Like the RPF in the 1990s, the M23 Adopts the ‘Straw Men’ Strategy”

In the heart of the Democratic Republic of Congo (DRC), the actions of the M23 rebel group have sparked significant attention, mirroring strategic maneuvers reminiscent of those by the Rwandan Patriotic Front (RPF) in the 1990s. Similar to the RPF’s approach, M23 has been strategically deploying “proxy” Congolese individuals, aiming to broaden the appeal of its cause and obscure external support fueling its ambitions.

Historically, M23 has received support from Rwanda, encompassing military, diplomatic, and financial aid, under the pretext of protecting Kinyarwanda-speaking Tutsis in the Kivu region. However, the group has recently revealed broader objectives, including a push towards the DRC’s capital, Kinshasa, and an expansion of its recruitment efforts beyond ethnic and regional boundaries within Kivu.
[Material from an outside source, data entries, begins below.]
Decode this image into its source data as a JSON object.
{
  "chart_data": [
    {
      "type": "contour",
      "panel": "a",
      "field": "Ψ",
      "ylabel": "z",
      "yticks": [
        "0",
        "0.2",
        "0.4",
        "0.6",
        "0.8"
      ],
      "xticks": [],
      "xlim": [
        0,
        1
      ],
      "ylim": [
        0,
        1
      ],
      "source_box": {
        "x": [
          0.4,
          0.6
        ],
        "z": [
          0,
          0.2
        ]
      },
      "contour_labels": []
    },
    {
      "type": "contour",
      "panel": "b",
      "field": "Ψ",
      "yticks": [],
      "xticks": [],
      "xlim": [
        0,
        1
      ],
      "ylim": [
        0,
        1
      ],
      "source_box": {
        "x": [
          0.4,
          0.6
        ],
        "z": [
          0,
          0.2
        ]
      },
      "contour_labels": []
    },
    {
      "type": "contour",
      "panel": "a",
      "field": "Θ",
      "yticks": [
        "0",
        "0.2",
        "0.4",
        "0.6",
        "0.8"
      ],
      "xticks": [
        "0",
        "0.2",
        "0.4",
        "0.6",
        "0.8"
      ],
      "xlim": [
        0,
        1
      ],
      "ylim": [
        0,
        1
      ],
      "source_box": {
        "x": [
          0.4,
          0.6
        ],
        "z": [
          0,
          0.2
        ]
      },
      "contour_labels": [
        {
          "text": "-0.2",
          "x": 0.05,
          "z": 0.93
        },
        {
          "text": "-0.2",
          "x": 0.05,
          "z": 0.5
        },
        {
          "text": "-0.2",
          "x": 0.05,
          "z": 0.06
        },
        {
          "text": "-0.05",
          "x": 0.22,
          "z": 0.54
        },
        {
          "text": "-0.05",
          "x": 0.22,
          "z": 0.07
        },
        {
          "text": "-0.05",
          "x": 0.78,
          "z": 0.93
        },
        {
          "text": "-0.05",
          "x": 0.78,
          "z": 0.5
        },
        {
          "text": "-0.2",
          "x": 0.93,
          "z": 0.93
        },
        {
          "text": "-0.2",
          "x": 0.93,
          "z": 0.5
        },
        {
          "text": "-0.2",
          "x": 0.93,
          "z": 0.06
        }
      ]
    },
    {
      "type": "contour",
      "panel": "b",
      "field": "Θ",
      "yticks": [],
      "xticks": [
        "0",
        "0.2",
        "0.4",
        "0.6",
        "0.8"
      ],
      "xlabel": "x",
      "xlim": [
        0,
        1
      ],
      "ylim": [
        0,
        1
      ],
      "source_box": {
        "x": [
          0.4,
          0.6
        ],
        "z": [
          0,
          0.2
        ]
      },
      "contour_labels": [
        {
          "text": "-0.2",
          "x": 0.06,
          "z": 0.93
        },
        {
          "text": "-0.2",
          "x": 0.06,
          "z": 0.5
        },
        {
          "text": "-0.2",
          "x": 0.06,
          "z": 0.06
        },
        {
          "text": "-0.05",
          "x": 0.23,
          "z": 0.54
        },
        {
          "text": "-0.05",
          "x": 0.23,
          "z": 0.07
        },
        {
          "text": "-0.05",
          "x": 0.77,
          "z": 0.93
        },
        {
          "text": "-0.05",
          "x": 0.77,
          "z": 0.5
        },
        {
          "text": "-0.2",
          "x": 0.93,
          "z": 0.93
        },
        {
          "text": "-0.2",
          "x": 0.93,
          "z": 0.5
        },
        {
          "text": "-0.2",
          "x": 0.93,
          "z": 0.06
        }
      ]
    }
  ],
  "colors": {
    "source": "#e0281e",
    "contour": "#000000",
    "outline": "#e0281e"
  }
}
This shift became apparent on March 28, 2024, during a gathering in Kiwanja, organized by Corneille Naanga, now the coordinator of the Congo River Alliance. The event drew thousands, halting daily activities to air grievances against the government in Kinshasa. Among the new faces, Henri Magy, Adam Shalwe, and Yanick Tshishola, the latter previously serving under Richard Muyej, were prominently featured in military attire. This strategy recalls the RPF’s inclusion of Hutus to gain international legitimacy, only to sideline them after consolidating power.

The appearance of Eraston Bahati in Kiwanja, his first since M23’s significant losses at Kitshanga, underscores the group’s resilience. Meanwhile, the M23’s threat, bolstered by its alliance with Rwanda, poses increasing concerns for Goma and beyond. Civil society’s frustration is growing over a ceasefire seemingly favoring the rebels, allowing them time to regroup.
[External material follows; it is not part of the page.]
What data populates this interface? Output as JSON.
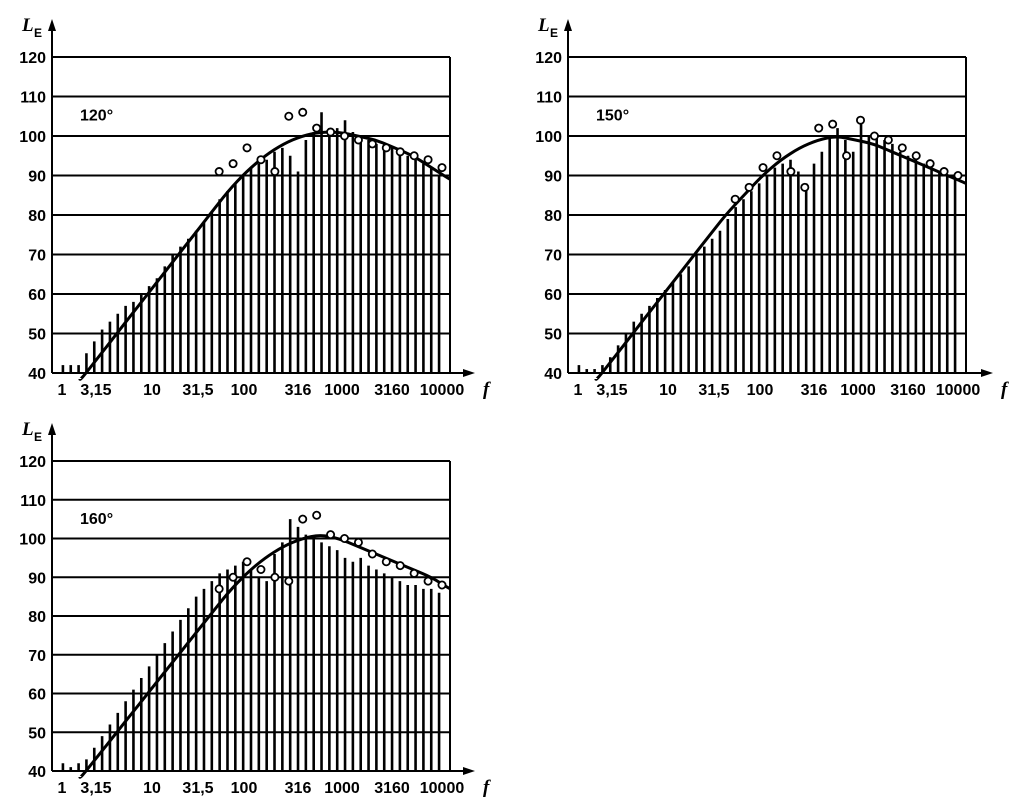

The return of President Félix Tshisekedi to Kinshasa, following visits to Lomé (Togo) and Nouakchott (Mauritania) as part of his role in the African Union, marks a critical juncture. His mission and stance within the continental organization are under close scrutiny, both domestically and internationally, as stakeholders await concrete responses to the challenges threatening regional stability.

M23’s recruitment of diverse Congolese figures and the projection of its ambitions mirror a strategy previously seen with the RPF in Rwanda. This development prompts questions about the movement’s true intentions and the future balance of power in the DRC and the broader region. The situation calls for a critical examination of external influences, particularly Rwanda’s role under President Paul Kagame, in shaping the dynamics of conflict and power in the DRC.